>>211684345A digital copy is the same thing as a physical copy. Just because the former is ostensibly more accurate of a copy than the latter does not negate the fact that it's still a copy. Accuracy does not matter. A copy is a copy.
I'm not talking about printing a picture of a famous painting. I'm talking about making an exact replica right down to the brush strokes and everything.
I can flesh this further. If I decide to make KFC chicken using a leaked recipe, I have stolen nothing. Even if I happened to figure out how to copy the recipe by my own means, I've stolen nothing. KFC can still sell their product.

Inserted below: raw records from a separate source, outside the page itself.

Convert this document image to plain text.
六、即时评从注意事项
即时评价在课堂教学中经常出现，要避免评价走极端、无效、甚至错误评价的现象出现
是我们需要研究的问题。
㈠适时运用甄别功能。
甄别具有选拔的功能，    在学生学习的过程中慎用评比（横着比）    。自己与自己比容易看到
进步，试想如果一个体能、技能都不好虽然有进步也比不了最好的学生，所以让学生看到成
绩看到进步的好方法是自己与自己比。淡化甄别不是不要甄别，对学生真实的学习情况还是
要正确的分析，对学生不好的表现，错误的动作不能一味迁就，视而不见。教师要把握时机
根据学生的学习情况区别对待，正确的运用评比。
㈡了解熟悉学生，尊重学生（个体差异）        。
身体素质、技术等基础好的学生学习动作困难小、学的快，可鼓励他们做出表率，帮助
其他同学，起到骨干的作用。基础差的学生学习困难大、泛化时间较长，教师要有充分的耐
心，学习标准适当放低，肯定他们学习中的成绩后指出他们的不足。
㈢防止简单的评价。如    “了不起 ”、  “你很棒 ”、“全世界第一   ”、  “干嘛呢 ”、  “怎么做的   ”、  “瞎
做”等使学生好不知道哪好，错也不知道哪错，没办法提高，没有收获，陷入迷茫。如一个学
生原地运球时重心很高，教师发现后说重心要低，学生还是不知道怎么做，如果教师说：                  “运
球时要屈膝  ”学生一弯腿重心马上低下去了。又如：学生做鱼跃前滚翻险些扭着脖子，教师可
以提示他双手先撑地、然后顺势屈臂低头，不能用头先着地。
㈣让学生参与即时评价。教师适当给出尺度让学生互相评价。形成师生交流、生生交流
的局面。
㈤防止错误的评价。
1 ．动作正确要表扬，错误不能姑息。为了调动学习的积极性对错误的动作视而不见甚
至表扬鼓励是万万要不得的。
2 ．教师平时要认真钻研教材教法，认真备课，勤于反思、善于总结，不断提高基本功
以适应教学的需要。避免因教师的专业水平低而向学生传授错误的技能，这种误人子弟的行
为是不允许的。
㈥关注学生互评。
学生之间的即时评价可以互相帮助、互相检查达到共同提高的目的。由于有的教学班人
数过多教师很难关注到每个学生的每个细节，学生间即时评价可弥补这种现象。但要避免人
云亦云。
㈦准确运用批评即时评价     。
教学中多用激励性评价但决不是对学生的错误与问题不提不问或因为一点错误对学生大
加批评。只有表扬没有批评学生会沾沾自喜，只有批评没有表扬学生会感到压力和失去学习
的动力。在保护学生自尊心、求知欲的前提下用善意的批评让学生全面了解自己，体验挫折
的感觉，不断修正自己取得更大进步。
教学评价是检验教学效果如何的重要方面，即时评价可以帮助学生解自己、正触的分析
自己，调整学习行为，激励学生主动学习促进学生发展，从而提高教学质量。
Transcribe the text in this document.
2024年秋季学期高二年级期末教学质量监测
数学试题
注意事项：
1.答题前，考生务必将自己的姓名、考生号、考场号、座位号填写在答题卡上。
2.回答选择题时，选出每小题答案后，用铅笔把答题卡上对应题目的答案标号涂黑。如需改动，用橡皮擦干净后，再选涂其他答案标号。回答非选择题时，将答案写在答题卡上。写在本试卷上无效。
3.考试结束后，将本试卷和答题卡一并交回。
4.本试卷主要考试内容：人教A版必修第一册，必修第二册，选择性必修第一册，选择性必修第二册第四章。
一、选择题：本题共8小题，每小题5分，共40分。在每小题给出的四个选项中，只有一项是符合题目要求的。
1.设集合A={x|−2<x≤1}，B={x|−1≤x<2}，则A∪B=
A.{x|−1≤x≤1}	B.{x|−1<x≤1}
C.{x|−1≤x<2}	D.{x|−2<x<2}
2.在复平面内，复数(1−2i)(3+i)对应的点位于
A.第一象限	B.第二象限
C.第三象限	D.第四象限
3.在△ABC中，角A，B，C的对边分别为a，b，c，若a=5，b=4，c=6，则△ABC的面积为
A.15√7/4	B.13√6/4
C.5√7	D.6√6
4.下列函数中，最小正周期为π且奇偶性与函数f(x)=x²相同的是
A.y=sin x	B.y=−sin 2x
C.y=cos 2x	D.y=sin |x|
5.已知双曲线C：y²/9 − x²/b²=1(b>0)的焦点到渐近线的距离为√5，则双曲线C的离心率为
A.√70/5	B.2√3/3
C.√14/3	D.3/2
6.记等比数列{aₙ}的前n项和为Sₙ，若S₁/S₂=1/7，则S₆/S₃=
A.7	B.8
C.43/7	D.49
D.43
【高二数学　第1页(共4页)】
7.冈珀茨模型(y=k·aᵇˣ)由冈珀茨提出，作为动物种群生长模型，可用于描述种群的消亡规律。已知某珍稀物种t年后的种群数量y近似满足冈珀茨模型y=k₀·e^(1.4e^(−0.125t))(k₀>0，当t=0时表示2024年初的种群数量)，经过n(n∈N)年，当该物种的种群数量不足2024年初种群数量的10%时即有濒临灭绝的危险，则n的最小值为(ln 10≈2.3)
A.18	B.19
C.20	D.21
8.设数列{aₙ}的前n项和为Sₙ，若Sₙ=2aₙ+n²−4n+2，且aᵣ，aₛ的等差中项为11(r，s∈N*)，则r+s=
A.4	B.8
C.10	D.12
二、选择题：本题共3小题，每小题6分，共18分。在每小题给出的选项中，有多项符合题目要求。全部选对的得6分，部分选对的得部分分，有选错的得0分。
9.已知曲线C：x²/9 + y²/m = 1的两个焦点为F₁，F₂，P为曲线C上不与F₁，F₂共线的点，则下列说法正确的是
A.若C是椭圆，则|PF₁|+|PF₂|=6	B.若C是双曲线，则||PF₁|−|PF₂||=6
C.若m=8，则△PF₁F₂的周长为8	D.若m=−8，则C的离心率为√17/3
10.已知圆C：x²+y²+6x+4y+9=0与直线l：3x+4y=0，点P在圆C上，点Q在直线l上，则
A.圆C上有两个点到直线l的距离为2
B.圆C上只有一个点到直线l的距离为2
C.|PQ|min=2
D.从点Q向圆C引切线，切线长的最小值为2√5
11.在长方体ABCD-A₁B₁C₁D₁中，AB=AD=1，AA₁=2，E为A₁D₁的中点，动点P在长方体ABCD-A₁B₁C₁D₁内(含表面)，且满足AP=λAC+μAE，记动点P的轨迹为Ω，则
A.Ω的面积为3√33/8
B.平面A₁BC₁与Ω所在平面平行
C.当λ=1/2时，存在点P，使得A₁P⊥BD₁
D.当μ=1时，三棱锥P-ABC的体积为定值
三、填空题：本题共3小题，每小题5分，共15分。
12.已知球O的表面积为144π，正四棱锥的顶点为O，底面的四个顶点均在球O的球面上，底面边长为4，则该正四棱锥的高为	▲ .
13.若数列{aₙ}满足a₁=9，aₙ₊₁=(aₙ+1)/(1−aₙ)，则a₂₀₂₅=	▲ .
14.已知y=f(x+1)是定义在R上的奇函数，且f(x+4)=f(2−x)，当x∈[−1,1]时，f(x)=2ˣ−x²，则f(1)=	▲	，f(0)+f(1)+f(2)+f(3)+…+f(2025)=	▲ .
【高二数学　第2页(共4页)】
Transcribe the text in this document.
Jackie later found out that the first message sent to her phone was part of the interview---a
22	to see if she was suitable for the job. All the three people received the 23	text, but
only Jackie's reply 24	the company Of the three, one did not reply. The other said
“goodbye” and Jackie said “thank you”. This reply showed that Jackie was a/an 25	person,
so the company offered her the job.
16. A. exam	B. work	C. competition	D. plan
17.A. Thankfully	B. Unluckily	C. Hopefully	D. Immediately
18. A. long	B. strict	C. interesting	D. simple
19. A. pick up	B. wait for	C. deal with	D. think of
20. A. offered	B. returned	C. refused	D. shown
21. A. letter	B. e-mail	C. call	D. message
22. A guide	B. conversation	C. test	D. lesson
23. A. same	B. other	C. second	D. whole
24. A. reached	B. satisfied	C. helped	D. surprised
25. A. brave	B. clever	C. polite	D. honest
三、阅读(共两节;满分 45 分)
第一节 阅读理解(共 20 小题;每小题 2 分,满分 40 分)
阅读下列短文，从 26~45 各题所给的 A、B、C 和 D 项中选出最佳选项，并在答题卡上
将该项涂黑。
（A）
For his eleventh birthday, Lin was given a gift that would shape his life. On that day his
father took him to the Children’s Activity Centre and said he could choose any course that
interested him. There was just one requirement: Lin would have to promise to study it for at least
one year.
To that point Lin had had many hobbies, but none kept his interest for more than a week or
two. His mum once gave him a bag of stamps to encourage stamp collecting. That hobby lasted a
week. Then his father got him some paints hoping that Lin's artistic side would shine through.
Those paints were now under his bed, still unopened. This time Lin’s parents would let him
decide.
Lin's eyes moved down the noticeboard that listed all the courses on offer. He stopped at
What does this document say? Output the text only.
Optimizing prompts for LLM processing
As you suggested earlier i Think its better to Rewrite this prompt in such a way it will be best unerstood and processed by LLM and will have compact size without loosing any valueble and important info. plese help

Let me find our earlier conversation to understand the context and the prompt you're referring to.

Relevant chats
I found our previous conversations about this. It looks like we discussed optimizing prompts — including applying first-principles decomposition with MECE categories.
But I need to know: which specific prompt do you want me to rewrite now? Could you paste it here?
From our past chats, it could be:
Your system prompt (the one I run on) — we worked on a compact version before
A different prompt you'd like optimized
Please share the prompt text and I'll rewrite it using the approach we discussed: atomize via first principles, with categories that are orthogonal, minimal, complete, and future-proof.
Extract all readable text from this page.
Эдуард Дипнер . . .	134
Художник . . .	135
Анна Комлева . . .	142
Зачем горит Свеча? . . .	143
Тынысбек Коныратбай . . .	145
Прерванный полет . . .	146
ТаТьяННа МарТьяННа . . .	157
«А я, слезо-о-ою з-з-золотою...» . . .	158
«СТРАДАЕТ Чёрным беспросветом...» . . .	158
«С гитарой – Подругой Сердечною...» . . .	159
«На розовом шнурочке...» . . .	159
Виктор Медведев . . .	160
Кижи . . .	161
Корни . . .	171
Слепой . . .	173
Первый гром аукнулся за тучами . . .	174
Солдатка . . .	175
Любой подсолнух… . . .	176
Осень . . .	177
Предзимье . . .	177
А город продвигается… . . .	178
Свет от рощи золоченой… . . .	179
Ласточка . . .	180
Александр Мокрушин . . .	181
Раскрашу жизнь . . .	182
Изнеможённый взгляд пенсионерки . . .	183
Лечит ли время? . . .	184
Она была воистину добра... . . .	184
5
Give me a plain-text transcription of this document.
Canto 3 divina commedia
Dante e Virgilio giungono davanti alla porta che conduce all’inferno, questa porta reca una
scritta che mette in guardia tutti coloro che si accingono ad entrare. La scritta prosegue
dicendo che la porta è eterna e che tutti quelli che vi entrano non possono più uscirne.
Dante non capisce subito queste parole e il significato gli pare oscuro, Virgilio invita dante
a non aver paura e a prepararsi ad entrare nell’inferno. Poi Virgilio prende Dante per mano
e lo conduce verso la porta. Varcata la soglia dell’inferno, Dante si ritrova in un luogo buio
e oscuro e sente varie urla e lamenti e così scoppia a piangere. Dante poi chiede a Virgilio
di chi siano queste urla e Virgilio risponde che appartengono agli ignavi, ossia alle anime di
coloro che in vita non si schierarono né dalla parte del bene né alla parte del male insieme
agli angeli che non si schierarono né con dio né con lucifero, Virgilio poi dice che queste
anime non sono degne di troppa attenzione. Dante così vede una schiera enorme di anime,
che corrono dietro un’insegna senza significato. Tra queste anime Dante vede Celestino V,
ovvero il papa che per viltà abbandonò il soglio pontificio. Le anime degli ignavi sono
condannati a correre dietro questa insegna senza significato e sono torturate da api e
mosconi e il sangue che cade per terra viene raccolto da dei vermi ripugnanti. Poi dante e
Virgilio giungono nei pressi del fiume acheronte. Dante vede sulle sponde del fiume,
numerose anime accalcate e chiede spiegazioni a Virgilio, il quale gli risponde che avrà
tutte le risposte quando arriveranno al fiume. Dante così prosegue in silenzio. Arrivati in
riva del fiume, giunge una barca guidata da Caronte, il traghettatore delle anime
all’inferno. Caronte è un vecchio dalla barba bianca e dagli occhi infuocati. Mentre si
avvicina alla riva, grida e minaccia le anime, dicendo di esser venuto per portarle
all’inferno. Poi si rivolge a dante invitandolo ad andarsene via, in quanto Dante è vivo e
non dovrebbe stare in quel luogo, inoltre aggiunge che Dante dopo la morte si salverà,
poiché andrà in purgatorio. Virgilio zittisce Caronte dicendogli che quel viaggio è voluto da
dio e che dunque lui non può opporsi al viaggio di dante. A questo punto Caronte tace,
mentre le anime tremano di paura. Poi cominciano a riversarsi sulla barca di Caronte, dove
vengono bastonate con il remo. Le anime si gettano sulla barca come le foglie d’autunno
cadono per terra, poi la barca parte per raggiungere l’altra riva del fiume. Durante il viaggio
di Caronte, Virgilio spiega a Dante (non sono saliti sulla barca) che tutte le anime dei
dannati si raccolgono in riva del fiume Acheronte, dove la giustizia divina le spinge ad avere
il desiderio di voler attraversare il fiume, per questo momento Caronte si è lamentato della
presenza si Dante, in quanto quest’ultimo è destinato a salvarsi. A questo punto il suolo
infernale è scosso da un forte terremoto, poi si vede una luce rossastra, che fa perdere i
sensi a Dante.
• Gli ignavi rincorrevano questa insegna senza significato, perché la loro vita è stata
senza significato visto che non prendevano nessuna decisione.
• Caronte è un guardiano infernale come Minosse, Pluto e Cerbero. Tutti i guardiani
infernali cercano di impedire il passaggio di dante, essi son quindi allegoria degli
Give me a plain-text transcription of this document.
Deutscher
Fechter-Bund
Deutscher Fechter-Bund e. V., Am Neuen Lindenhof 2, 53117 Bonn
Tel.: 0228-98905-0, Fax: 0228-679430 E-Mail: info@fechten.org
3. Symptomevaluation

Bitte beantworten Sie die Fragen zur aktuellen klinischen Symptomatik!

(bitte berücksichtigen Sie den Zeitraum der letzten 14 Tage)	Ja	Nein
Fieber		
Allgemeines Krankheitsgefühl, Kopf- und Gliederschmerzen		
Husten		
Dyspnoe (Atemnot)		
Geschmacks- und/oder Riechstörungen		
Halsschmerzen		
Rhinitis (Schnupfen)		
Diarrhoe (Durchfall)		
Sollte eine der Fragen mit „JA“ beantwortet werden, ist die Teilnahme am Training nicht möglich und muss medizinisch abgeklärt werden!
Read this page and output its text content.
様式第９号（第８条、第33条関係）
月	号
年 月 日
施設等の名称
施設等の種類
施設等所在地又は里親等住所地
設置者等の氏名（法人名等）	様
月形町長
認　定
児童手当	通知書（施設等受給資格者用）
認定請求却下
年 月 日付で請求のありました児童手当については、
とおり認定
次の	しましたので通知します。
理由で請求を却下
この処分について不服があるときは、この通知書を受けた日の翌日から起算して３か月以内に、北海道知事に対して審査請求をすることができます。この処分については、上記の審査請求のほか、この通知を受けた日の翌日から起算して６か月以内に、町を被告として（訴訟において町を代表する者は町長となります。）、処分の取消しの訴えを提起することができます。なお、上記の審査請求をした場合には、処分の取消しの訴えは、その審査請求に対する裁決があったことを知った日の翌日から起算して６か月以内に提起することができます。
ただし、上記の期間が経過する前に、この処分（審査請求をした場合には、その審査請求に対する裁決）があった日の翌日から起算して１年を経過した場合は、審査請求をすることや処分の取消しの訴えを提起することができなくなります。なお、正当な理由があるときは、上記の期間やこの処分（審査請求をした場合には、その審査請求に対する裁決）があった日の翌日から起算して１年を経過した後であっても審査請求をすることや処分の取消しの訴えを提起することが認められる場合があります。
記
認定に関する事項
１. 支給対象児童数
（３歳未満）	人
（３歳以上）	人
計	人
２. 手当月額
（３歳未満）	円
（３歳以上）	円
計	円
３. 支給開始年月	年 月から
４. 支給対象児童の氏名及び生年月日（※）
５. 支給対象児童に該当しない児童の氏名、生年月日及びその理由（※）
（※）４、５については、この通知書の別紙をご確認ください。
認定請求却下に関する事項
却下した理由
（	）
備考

Sure, you can argue that you're paying for the convenience at that point instead of replicating the product. But same can be said for piracy. I could pay for the convenience of a digital download instantly at my preferred quality, or I could use P2P methods which entails having to filter for my preferred quality and hoping there are enough seeders which means I could suffer from a very slow download speed that I would have otherwise paid for a faster download.
And on the topic of accuracy, it all falls apart once you are trying to translate physcial media to digital media. Ripping a Bluray disc to a digital file comes with some loss, therefore not a perfect replica. Plus, by downloading a digital copy, I sacrifice having a physical copy on bluray.
I could go on, this is a nuanced topic. Suffice to say, I don't think it's as absolutist as you claim it is.